Das Finanzgericht (FG) wies die dagegen gerichtete Klage mit den in Entscheidungen der Finanzgerichte (EFG) 2001, 579 veröffentlichten Gründen ab.
Mit der Revision beantragt der Kläger sinngemäß, die Vorentscheidung sowie den angefochtenen Bescheid in Gestalt der Einspruchsentscheidung aufzuheben und den Beklagten zu verpflichten, Kindergeld für A zu gewähren.
Der Beklagte beantragt, die Revision zurückzuweisen.
Entscheidungsgründe
II. Die Revision ist begründet. Sie führt zur Aufhebung der Vorentscheidung und zur Zurückverweisung der Sache zur anderweitigen Verhandlung und Entscheidung (§ 126 Abs. 3 Satz 1 Nr. 2 der Finanzgerichtsordnung ―FGO―). Der Senat kann nach den Feststellungen der Vorinstanz nicht entscheiden, ob dem Kläger Kindergeld für A zustand.
1. Anspruch auf Kindergeld besteht gemäß §§ 62 Abs. 1, 63 Abs. 1 des Einkommensteuergesetzes 1997 (im Folgenden: EStG). Gemäß § 32 Abs. 1 EStG sind Kinder im ersten Grad mit dem Steuerpflichtigen verwandte Kinder (§ 32 Abs. 1 Nr. 1 EStG) sowie Pflegekinder (§ 32 Abs. 1 Nr. 2 EStG). Im Streitfall kommt nur die Berücksichtigung des A als Pflegekind in Betracht.
a) Ein Pflegekind ist nach der Legaldefinition des § 32 Abs. 1 Nr. 2 EStG eine Person, mit der der Steuerpflichtige durch ein familienähnliches, auf längere Dauer berechnetes Band verbunden ist, sofern er sie in seinen Haushalt aufgenommen hat, das Obhuts- und Pflegeverhältnis zu den Eltern nicht mehr besteht und der Steuerpflichtige sie mindestens zu einem nicht unwesentlichen Teil auf seine Kosten unterhält.
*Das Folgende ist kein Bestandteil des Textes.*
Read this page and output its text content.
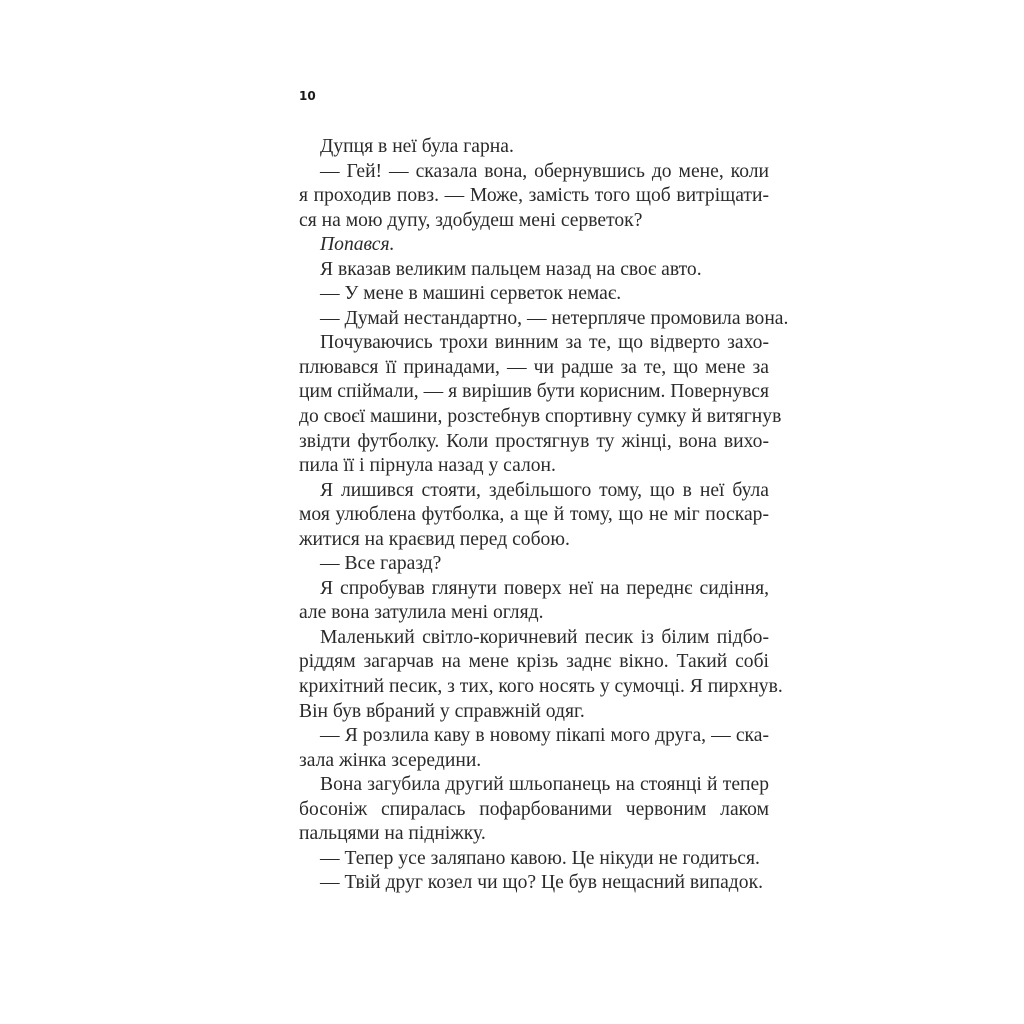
10
Дупця в неї була гарна.
— Гей! — сказала вона, обернувшись до мене, коли
я проходив повз. — Може, замість того щоб витріщати-
ся на мою дупу, здобудеш мені серветок?
Попався.
Я вказав великим пальцем назад на своє авто.
— У мене в машині серветок немає.
— Думай нестандартно, — нетерпляче промовила вона.
Почуваючись трохи винним за те, що відверто захо-
плювався її принадами, — чи радше за те, що мене за
цим спіймали, — я вирішив бути корисним. Повернувся
до своєї машини, розстебнув спортивну сумку й витягнув
звідти футболку. Коли простягнув ту жінці, вона вихо-
пила її і пірнула назад у салон.
Я лишився стояти, здебільшого тому, що в неї була
моя улюблена футболка, а ще й тому, що не міг поскар-
житися на краєвид перед собою.
— Все гаразд?
Я спробував глянути поверх неї на переднє сидіння,
але вона затулила мені огляд.
Маленький світло-коричневий песик із білим підбо-
ріддям загарчав на мене крізь заднє вікно. Такий собі
крихітний песик, з тих, кого носять у сумочці. Я пирхнув.
Він був вбраний у справжній одяг.
— Я розлила каву в новому пікапі мого друга, — ска-
зала жінка зсередини.
Вона загубила другий шльопанець на стоянці й тепер
босоніж спиралась пофарбованими червоним лаком
пальцями на підніжку.
— Тепер усе заляпано кавою. Це нікуди не годиться.
— Твій друг козел чи що? Це був нещасний випадок.
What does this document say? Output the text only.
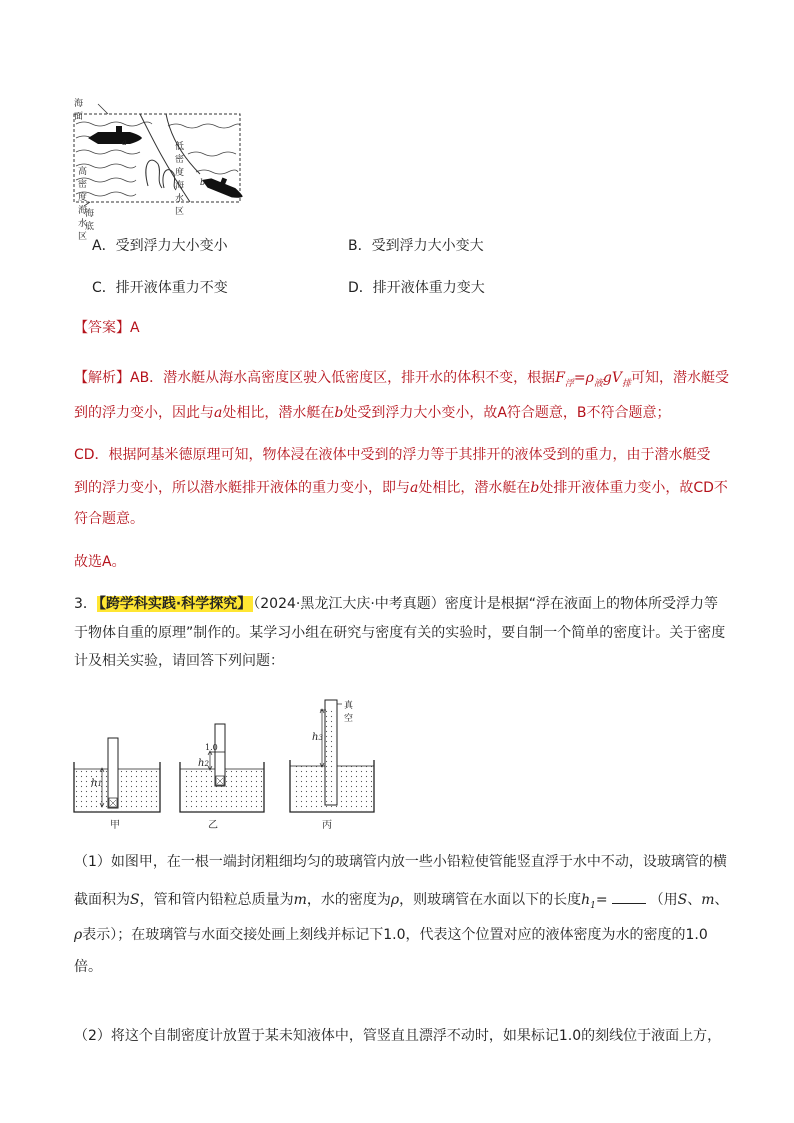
海面
低密度海水区
高密度海水区
海底
a
b
A．受到浮力大小变小	B．受到浮力大小变大
C．排开液体重力不变	D．排开液体重力变大
【答案】A
【解析】AB．潜水艇从海水高密度区驶入低密度区，排开水的体积不变，根据$F_浮=\rho_液gV_排$可知，潜水艇受
到的浮力变小，因此与a处相比，潜水艇在b处受到浮力大小变小，故A符合题意，B不符合题意；
CD．根据阿基米德原理可知，物体浸在液体中受到的浮力等于其排开的液体受到的重力，由于潜水艇受
到的浮力变小，所以潜水艇排开液体的重力变小，即与a处相比，潜水艇在b处排开液体重力变小，故CD不
符合题意。
故选A。
3． 【跨学科实践·科学探究】 （2024·黑龙江大庆·中考真题）密度计是根据“浮在液面上的物体所受浮力等
于物体自重的原理”制作的。某学习小组在研究与密度有关的实验时，要自制一个简单的密度计。关于密度
计及相关实验，请回答下列问题：
h1
h2
1.0
h3
真空
甲	乙	丙
（1）如图甲，在一根一端封闭粗细均匀的玻璃管内放一些小铅粒使管能竖直浮于水中不动，设玻璃管的横
截面积为S，管和管内铅粒总质量为m，水的密度为ρ，则玻璃管在水面以下的长度$h_1=$	（用S、m、
ρ表示）；在玻璃管与水面交接处画上刻线并标记下1.0，代表这个位置对应的液体密度为水的密度的1.0
倍。
（2）将这个自制密度计放置于某未知液体中，管竖直且漂浮不动时，如果标记1.0的刻线位于液面上方，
b) Unstreitig hat der Kläger A in seinen Haushalt aufgenommen und ist mit ihm durch ein familienähnliches, auf Dauer berechnetes Band verbunden. Auch das Obhuts- und Pflegeverhältnis zu den leiblichen Eltern des Kindes besteht nicht mehr.
c) Der Senat kann jedoch aufgrund der Feststellungen des FG nicht abschließend dazu entscheiden, ob A zu einem nicht unwesentlichen Teil auf Kosten des Klägers unterhalten wurde. Wie der erkennende Senat mit Urteil vom 29. Januar 2003 VIII R 71/00 (BFHE 201, 292) im Einzelnen dargelegt hat, bedarf es nach der Neuregelung des Familienleistungsausgleichs ab 1996 für die Berücksichtigung eines Kindes als Pflegekind der Prüfung des Einzelfalls, ob die den Pflegeeltern entstandenen ―und grundsätzlich nur in Höhe der tatsächlichen Aufwendungen der Pflegeeltern zu berücksichtigenden― Unterhaltskosten (einschließlich der Kosten für die Betreuung, Ausbildung und Erziehung) die Aufwandserstattungen (z.B. Pflegegeld) mit der Folge überschreiten, dass die Pflegeeltern zumindest 20 v.H. ―und damit einen nicht unwesentlichen Teil (§ 32 Abs. 1 Nr. 2 EStG 1996)― der gesamten (angemessenen) Unterhaltskosten des Pflegekindes tragen. Die hierfür erforderlichen Feststellungen wird das FG im zweiten Rechtsgang nachzuholen und hiernach erneut über den Klageantrag zu entscheiden haben.
2. Der Kläger hat nicht auf eine mündliche Verhandlung verzichtet. Der Senat hält eine Entscheidung durch Gerichtsbescheid für zweckmäßig (§ 121, § 90a FGO).